Revealing the Population of Volatile-Rich Planets Around Cool Stars

Models predict that planets with water-rich compositions may be common around low-mass stars, but definitive evidence for the existence of water worlds has remained elusive. Recent JWST observations of sub-Neptune sized planets orbiting nearby M dwarfs found atmospheres enriched in CH_4, CO_2 and H_2O, but the mechanism for this enrichment is debated. To answer this question, it’s important to know if these two planets represent the broader population of sub-Neptunes, and to quantify the range of possible sub-Neptune atmosphere types.
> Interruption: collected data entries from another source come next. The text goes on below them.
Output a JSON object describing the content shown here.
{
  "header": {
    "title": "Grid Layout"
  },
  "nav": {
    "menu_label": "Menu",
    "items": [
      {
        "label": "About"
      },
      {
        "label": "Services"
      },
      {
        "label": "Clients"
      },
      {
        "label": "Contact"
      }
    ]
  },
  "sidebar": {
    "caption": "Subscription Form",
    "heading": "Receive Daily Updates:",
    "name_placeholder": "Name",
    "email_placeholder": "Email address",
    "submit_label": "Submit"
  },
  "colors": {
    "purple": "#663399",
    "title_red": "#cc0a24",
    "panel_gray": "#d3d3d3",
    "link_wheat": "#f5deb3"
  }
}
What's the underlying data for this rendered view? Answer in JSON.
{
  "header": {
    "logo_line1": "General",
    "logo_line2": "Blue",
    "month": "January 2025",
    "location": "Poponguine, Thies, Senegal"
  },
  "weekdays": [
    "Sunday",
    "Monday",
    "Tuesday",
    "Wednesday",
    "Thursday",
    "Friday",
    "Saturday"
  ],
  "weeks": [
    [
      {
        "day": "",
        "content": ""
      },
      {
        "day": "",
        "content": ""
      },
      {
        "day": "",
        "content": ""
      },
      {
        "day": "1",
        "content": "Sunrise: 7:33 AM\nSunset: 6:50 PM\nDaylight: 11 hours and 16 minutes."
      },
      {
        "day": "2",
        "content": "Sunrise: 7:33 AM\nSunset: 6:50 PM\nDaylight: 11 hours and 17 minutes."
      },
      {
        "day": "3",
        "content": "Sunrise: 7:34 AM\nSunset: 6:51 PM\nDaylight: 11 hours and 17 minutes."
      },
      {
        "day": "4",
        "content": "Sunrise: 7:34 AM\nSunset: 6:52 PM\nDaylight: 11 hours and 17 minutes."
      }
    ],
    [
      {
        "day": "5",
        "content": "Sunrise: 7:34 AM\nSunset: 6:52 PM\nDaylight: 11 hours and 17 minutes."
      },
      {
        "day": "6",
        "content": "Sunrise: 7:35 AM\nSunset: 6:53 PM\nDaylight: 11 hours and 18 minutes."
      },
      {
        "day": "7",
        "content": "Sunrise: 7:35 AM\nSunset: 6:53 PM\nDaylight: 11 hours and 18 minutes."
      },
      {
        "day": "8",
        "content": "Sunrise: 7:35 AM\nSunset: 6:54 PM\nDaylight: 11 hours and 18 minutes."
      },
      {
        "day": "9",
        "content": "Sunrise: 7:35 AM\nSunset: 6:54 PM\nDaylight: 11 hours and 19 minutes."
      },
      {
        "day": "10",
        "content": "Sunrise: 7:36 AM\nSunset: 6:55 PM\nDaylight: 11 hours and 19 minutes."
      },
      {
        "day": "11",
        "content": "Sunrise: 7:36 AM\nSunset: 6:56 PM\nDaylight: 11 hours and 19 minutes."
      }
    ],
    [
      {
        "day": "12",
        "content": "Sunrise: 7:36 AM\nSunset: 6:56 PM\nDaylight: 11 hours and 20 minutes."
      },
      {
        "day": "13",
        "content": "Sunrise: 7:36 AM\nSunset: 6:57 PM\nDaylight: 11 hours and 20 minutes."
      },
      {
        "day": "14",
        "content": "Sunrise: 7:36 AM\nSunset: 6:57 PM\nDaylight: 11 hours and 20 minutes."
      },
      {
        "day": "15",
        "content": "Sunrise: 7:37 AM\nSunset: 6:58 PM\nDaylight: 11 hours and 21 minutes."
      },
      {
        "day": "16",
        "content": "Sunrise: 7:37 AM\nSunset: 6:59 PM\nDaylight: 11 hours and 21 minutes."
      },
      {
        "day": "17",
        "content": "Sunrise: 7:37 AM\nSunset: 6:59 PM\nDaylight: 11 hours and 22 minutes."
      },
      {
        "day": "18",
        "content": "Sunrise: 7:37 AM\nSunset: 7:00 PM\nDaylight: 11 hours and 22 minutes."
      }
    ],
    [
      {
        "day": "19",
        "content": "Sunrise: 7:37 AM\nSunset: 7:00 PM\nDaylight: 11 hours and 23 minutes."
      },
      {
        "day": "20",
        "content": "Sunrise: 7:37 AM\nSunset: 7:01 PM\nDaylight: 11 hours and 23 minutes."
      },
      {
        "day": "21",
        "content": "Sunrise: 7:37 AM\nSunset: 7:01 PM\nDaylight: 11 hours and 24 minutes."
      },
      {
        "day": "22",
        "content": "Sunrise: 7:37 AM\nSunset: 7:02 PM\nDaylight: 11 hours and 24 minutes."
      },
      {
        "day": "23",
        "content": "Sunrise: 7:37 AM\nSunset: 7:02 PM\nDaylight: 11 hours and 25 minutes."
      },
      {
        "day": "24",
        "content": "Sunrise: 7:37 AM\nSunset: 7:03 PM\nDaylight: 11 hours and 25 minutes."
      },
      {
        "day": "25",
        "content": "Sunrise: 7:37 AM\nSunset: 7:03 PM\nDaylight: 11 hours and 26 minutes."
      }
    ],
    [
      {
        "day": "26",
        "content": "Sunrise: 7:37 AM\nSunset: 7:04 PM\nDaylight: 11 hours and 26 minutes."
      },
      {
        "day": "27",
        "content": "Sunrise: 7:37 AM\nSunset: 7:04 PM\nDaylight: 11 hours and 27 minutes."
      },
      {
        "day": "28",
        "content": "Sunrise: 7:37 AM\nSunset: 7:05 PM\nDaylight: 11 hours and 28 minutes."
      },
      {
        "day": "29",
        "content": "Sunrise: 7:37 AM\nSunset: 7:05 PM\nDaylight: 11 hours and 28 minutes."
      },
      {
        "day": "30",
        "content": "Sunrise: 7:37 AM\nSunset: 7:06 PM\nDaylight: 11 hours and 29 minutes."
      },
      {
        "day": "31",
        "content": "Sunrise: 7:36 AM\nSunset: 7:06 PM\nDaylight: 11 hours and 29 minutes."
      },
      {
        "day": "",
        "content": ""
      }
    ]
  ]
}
A first step to investigating this newly accessible subject is constraining the volatile atmospheric mass fractions of more small planets. This requires precise mass and radius measurements, but some of these systems are challenging targets for RVs. Dynamical interactions in near-resonant multi-planet systems produce transit timing variations (TTVs), and measurements of these TTVs constrain the planetary densities. Over the past three years, we have collected dozens of high SNR TTV observations using ground-based telescopes to characterize the planetary masses in multi-planet M dwarf systems, along with space-based XUV observations to measure the planetary radiation environments. Preliminary results from this survey have found several new small volatile-rich worlds, including some that are top candidates for atmospheric characterization with JWST and some of the coldest known volatile-rich rocky planets.